A violência das redes sociais é também um capítulo a parte desse fenômeno do aumento e da modificação das violências gerais e que, de alguma forma, tem se tornado presente na cultura brasileira: a intransigência no debate, o menosprezo à democracia, a falta de visão de sociedade diversa, a perseguição às minorias, ao diferente e aos setores que são vulneráveis. Onde alguém que discorda de alguém diz que o outro devia morrer. Defende olho por olho, dente por dente, enquanto reivindica o amor. Tem-se debatido abertamente na sociedade brasileira a decisão de que se torne legítimo defender uma sociedade não plural, não diversa, onde é cada um por si e onde cada um atira em quem lhe ferir qualquer direito. As novidades negativas de uma sociedade que trabalha em cima do medo, do individualismo, do preconceito e do ataque aos diferentes, vão gerando doenças e deformações que não são da nossa cultura e tradição. O que aconteceu em Suzano não é da tradição brasileira, não é comum, não é normal. Não é mais uma violência brasileira, porque sim, a sociedade brasileira é historicamente violenta e opressiva, ela tem uma história de sangue e de barbaridades, infelizmente. Mas certas modalidades de violência, como a que vimos hoje, são novidade na nossa história. Esse movimento de raiva e de ódio tem esses grandes, terríveis e assustadores momentos, mas tem também os momentos menos chocantes, mas cotidianos, de uma sociedade que vai, passo a passo, se brutalizando. A nossa construção social tem estado extremamente vulnerável a esses momentos que chocam a todos.

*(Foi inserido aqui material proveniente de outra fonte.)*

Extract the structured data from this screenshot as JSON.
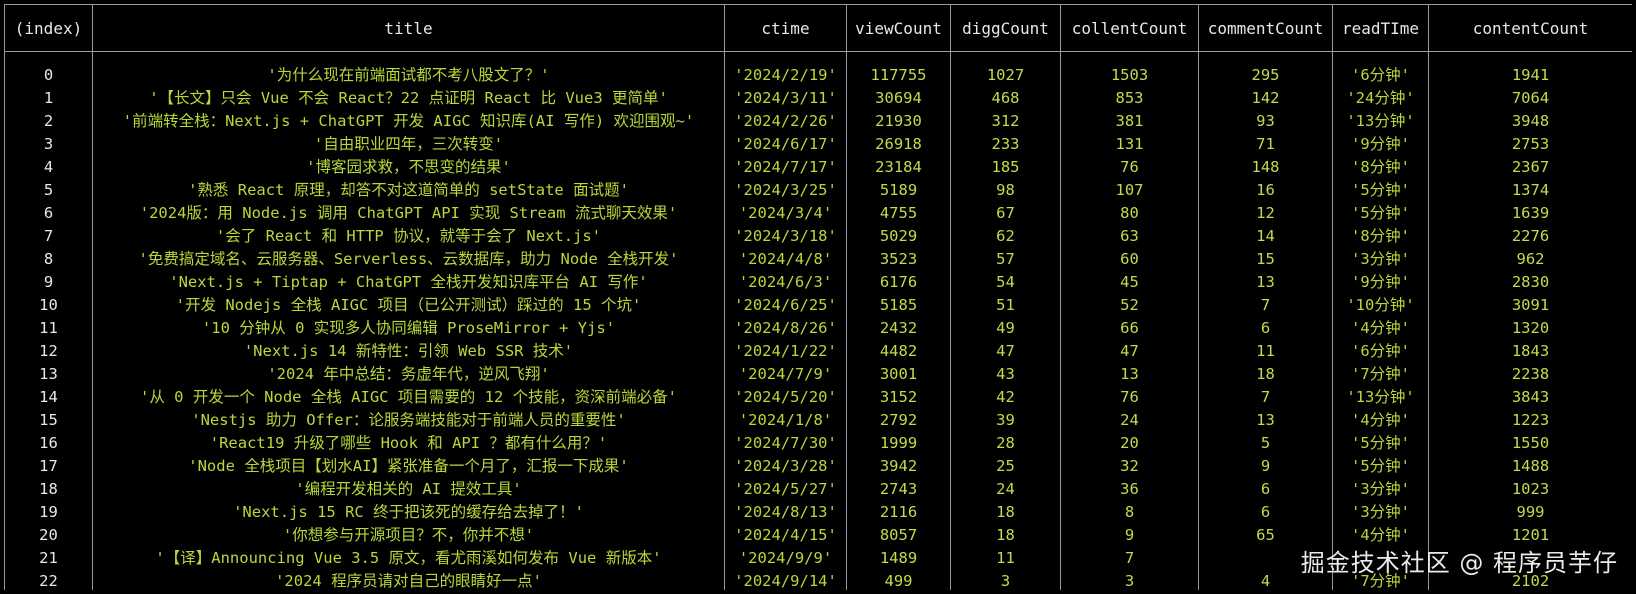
{
  "table": {
    "headers": [
      "(index)",
      "title",
      "ctime",
      "viewCount",
      "diggCount",
      "collentCount",
      "commentCount",
      "readTIme",
      "contentCount"
    ],
    "rows": [
      [
        "0",
        "'为什么现在前端面试都不考八股文了？'",
        "'2024/2/19'",
        "117755",
        "1027",
        "1503",
        "295",
        "'6分钟'",
        "1941"
      ],
      [
        "1",
        "'【长文】只会 Vue 不会 React？22 点证明 React 比 Vue3 更简单'",
        "'2024/3/11'",
        "30694",
        "468",
        "853",
        "142",
        "'24分钟'",
        "7064"
      ],
      [
        "2",
        "'前端转全栈：Next.js + ChatGPT 开发 AIGC 知识库(AI 写作) 欢迎围观~'",
        "'2024/2/26'",
        "21930",
        "312",
        "381",
        "93",
        "'13分钟'",
        "3948"
      ],
      [
        "3",
        "'自由职业四年，三次转变'",
        "'2024/6/17'",
        "26918",
        "233",
        "131",
        "71",
        "'9分钟'",
        "2753"
      ],
      [
        "4",
        "'博客园求救，不思变的结果'",
        "'2024/7/17'",
        "23184",
        "185",
        "76",
        "148",
        "'8分钟'",
        "2367"
      ],
      [
        "5",
        "'熟悉 React 原理，却答不对这道简单的 setState 面试题'",
        "'2024/3/25'",
        "5189",
        "98",
        "107",
        "16",
        "'5分钟'",
        "1374"
      ],
      [
        "6",
        "'2024版：用 Node.js 调用 ChatGPT API 实现 Stream 流式聊天效果'",
        "'2024/3/4'",
        "4755",
        "67",
        "80",
        "12",
        "'5分钟'",
        "1639"
      ],
      [
        "7",
        "'会了 React 和 HTTP 协议，就等于会了 Next.js'",
        "'2024/3/18'",
        "5029",
        "62",
        "63",
        "14",
        "'8分钟'",
        "2276"
      ],
      [
        "8",
        "'免费搞定域名、云服务器、Serverless、云数据库，助力 Node 全栈开发'",
        "'2024/4/8'",
        "3523",
        "57",
        "60",
        "15",
        "'3分钟'",
        "962"
      ],
      [
        "9",
        "'Next.js + Tiptap + ChatGPT 全栈开发知识库平台 AI 写作'",
        "'2024/6/3'",
        "6176",
        "54",
        "45",
        "13",
        "'9分钟'",
        "2830"
      ],
      [
        "10",
        "'开发 Nodejs 全栈 AIGC 项目（已公开测试）踩过的 15 个坑'",
        "'2024/6/25'",
        "5185",
        "51",
        "52",
        "7",
        "'10分钟'",
        "3091"
      ],
      [
        "11",
        "'10 分钟从 0 实现多人协同编辑 ProseMirror + Yjs'",
        "'2024/8/26'",
        "2432",
        "49",
        "66",
        "6",
        "'4分钟'",
        "1320"
      ],
      [
        "12",
        "'Next.js 14 新特性：引领 Web SSR 技术'",
        "'2024/1/22'",
        "4482",
        "47",
        "47",
        "11",
        "'6分钟'",
        "1843"
      ],
      [
        "13",
        "'2024 年中总结：务虚年代，逆风飞翔'",
        "'2024/7/9'",
        "3001",
        "43",
        "13",
        "18",
        "'7分钟'",
        "2238"
      ],
      [
        "14",
        "'从 0 开发一个 Node 全栈 AIGC 项目需要的 12 个技能，资深前端必备'",
        "'2024/5/20'",
        "3152",
        "42",
        "76",
        "7",
        "'13分钟'",
        "3843"
      ],
      [
        "15",
        "'Nestjs 助力 Offer：论服务端技能对于前端人员的重要性'",
        "'2024/1/8'",
        "2792",
        "39",
        "24",
        "13",
        "'4分钟'",
        "1223"
      ],
      [
        "16",
        "'React19 升级了哪些 Hook 和 API ？都有什么用？'",
        "'2024/7/30'",
        "1999",
        "28",
        "20",
        "5",
        "'5分钟'",
        "1550"
      ],
      [
        "17",
        "'Node 全栈项目【划水AI】紧张准备一个月了，汇报一下成果'",
        "'2024/3/28'",
        "3942",
        "25",
        "32",
        "9",
        "'5分钟'",
        "1488"
      ],
      [
        "18",
        "'编程开发相关的 AI 提效工具'",
        "'2024/5/27'",
        "2743",
        "24",
        "36",
        "6",
        "'3分钟'",
        "1023"
      ],
      [
        "19",
        "'Next.js 15 RC 终于把该死的缓存给去掉了！'",
        "'2024/8/13'",
        "2116",
        "18",
        "8",
        "6",
        "'3分钟'",
        "999"
      ],
      [
        "20",
        "'你想参与开源项目？不，你并不想'",
        "'2024/4/15'",
        "8057",
        "18",
        "9",
        "65",
        "'4分钟'",
        "1201"
      ],
      [
        "21",
        "'【译】Announcing Vue 3.5 原文，看尤雨溪如何发布 Vue 新版本'",
        "'2024/9/9'",
        "1489",
        "11",
        "7",
        "",
        "",
        ""
      ],
      [
        "22",
        "'2024 程序员请对自己的眼睛好一点'",
        "'2024/9/14'",
        "499",
        "3",
        "3",
        "4",
        "'7分钟'",
        "2102"
      ]
    ]
  },
  "watermark": {
    "text": "掘金技术社区 @ 程序员芋仔"
  },
  "colors": {
    "background": "#000000",
    "header_text": "#e8e8e8",
    "cell_text": "#c9d94a",
    "border": "#9a9a9a"
  }
}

Estamos vendo a construção de uma sociedade que escolhe retratar lésbicas, gays e transexuais como sendo pessoas que estão atacando os direitos das outras, ao invés de compreender que sofrem violência específica e tentar construir um cenário de solidariedade, entendimento e justiça, numa equação onde haja espaço para todas e todos, para as diversidades e para quem pretende viver de forma religiosa a sua pessoalidade e também para quem decida que é ateu, por exemplo. Que dê espaço para quem decida viver o seu amor de certa maneira, com certo tipo de família, onde todas sejam respeitadas e não caçadas e perseguidas. Uma sociedade que não ache que vai resolver os problemas colocando uma arma na cintura. Valores consagrados para a humanidade há séculos parecem agora desafiados em um retrocesso sem tamanho. Verifiquem suas consciências. O espalhamento de milhões de armas por milhões de pessoas diferentes, com cabeças diferentes, trará, de fato, mais segurança ou mais tragédias como a de Suzano? Fica a reflexão.